Chapter 6 - Inference for Categorical Data
a.F: This sample has 46% of approval rate. Thus with 95% CI applies to entire population, the US population approval rate is between 43% and 49%.
b.T: The sample is less than 10% of the population. This sample is independent and allows us to make an inference about the population.
c.F: A CI is about the population proportion, not about a sample statistic.
d.F: The margin of error at a 90% confidence level, since we are lowering our confidence.
n <- 1259
p <- 0.48
z <- 1.96 # 95% CI, alpha of 0.05, on z table, z = 1.96
me <- z * sqrt(p*(1-p)/n)
ci.lower <- (p - me) * 100
ci.upper <- (p + me) * 100
The 95% confidence interval for the proportion of US residents who think marijuana should be made legal is from 45.240277 and 50.759723.
# margin of error = 2%
# me = z * se
# 95% CI , z = 1.96
p <- 0.48
me <- 0.02
z <- 1.96
se <- me / z
# standard of error = sqrt(p * (1-p) / n)

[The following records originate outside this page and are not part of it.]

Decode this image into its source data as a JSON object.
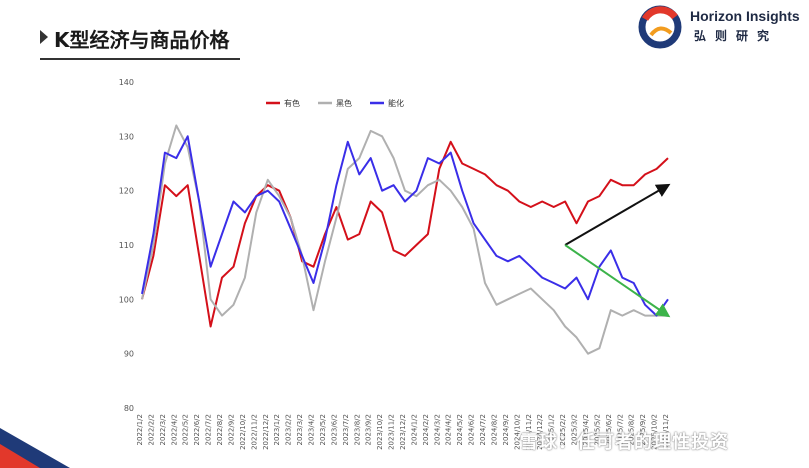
{
  "page": {
    "title": "K型经济与商品价格"
  },
  "brand": {
    "name_en": "Horizon Insights",
    "name_cn": "弘则研究"
  },
  "watermark": {
    "text": "雪球：任可者的理性投资"
  },
  "colors": {
    "nonferrous": "#d4101a",
    "black": "#b0b0b0",
    "energy": "#3a2ee8",
    "up_arrow": "#111111",
    "down_arrow": "#3cb34a"
  },
  "chart_data": {
    "type": "line",
    "title": "",
    "xlabel": "",
    "ylabel": "",
    "ylim": [
      80,
      140
    ],
    "yticks": [
      80,
      90,
      100,
      110,
      120,
      130,
      140
    ],
    "grid": false,
    "legend_position": "top-left",
    "x": [
      "2022/1/2",
      "2022/2/2",
      "2022/3/2",
      "2022/4/2",
      "2022/5/2",
      "2022/6/2",
      "2022/7/2",
      "2022/8/2",
      "2022/9/2",
      "2022/10/2",
      "2022/11/2",
      "2022/12/2",
      "2023/1/2",
      "2023/2/2",
      "2023/3/2",
      "2023/4/2",
      "2023/5/2",
      "2023/6/2",
      "2023/7/2",
      "2023/8/2",
      "2023/9/2",
      "2023/10/2",
      "2023/11/2",
      "2023/12/2",
      "2024/1/2",
      "2024/2/2",
      "2024/3/2",
      "2024/4/2",
      "2024/5/2",
      "2024/6/2",
      "2024/7/2",
      "2024/8/2",
      "2024/9/2",
      "2024/10/2",
      "2024/11/2",
      "2024/12/2",
      "2025/1/2",
      "2025/2/2",
      "2025/3/2",
      "2025/4/2",
      "2025/5/2",
      "2025/6/2",
      "2025/7/2",
      "2025/8/2",
      "2025/9/2",
      "2025/10/2",
      "2025/11/2"
    ],
    "series": [
      {
        "name": "有色",
        "values": [
          100,
          108,
          121,
          119,
          121,
          108,
          95,
          104,
          106,
          114,
          119,
          121,
          120,
          115,
          107,
          106,
          112,
          117,
          111,
          112,
          118,
          116,
          109,
          108,
          110,
          112,
          124,
          129,
          125,
          124,
          123,
          121,
          120,
          118,
          117,
          118,
          117,
          118,
          114,
          118,
          119,
          122,
          121,
          121,
          123,
          124,
          126
        ]
      },
      {
        "name": "黑色",
        "values": [
          100,
          110,
          125,
          132,
          128,
          118,
          100,
          97,
          99,
          104,
          116,
          122,
          119,
          115,
          108,
          98,
          107,
          115,
          124,
          126,
          131,
          130,
          126,
          120,
          119,
          121,
          122,
          120,
          117,
          113,
          103,
          99,
          100,
          101,
          102,
          100,
          98,
          95,
          93,
          90,
          91,
          98,
          97,
          98,
          97,
          97,
          97
        ]
      },
      {
        "name": "能化",
        "values": [
          101,
          112,
          127,
          126,
          130,
          118,
          106,
          112,
          118,
          116,
          119,
          120,
          118,
          113,
          108,
          103,
          111,
          121,
          129,
          123,
          126,
          120,
          121,
          118,
          120,
          126,
          125,
          127,
          120,
          114,
          111,
          108,
          107,
          108,
          106,
          104,
          103,
          102,
          104,
          100,
          106,
          109,
          104,
          103,
          99,
          97,
          100
        ]
      }
    ],
    "annotations": [
      {
        "type": "arrow",
        "direction": "up",
        "from": {
          "x": "2025/2/2",
          "y": 110
        },
        "to": {
          "x": "2025/11/2",
          "y": 121
        },
        "color": "up_arrow"
      },
      {
        "type": "arrow",
        "direction": "down",
        "from": {
          "x": "2025/2/2",
          "y": 110
        },
        "to": {
          "x": "2025/11/2",
          "y": 97
        },
        "color": "down_arrow"
      }
    ]
  }
}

n <- (p * (1 - p) / (se^2))
n
## [1] 2397.158
n.ca <- 11545
p.ca <- 0.08
n.or <- 4691
p.or <- 0.088
z <- 1.96 # 95% CI
se.ca <- sqrt((p.ca)*(1-p.ca)/n.ca)
me.ca <- z * se.ca # margin of error CA at 95% CI
se.or <- sqrt((p.or)*(1-p.or)/n.or)
me.or <- z * se.or # margin of error OR at 95% CI
ca.lower <- p.ca - me.ca
ca.upper <- p.ca + me.ca
or.lower <- p.or - me.or
or.upper <- p.or + me.or
Ha: prop of CA residents with insufficient sleep != prop of OR residents with insufficient sleep
The np and n(1-p) are greater than 10 – success, failure.
CI 0.0750512 and 0.0849488
CI 0.079893 and 0.096107
Since the CA and OR CI overlap, we can’t reject the H0.
se <- sqrt((p.ca)*(1-p.ca)/n.ca + (p.or)*(1-p.or)/n.or) # Calculating a new SE for the differences
me <- z * se
# on 95%
diff <- p.or - p.ca
diff.lower <- diff - me
diff.upper <- diff + me
chisq.test(c(4,16,67,345), p = c(.048,.147,.396,.409))
##
## Chi-squared test for given probabilities
##
## data: c(4, 16, 67, 345)
## X-squared = 272.69, df = 3, p-value < 2.2e-16
dep <- 2607
not.dep <- 48132
total <- dep + not.dep
to.six.cups <- 6617
Ek <- (dep * to.six.cups) / total
chipart <- ((373-Ek) ^2) / Ek
found <- data.frame(Yes = c(670,373,905,564,95),
No =c(11545,6244,16329,11726,2288)
)
chisq.test(found)
##
## Pearson's Chi-squared test
##
## data: found
## X-squared = 20.932, df = 4, p-value = 0.0003267
We reject the H0, that the coffee consumption is associated with depression.
Agree. Despite the significance shown in the data, it is not an experiment. Correlation does not necessarily mean there’s causation. It is too early to make this recommendation that coffee consumption leads to reducing depression.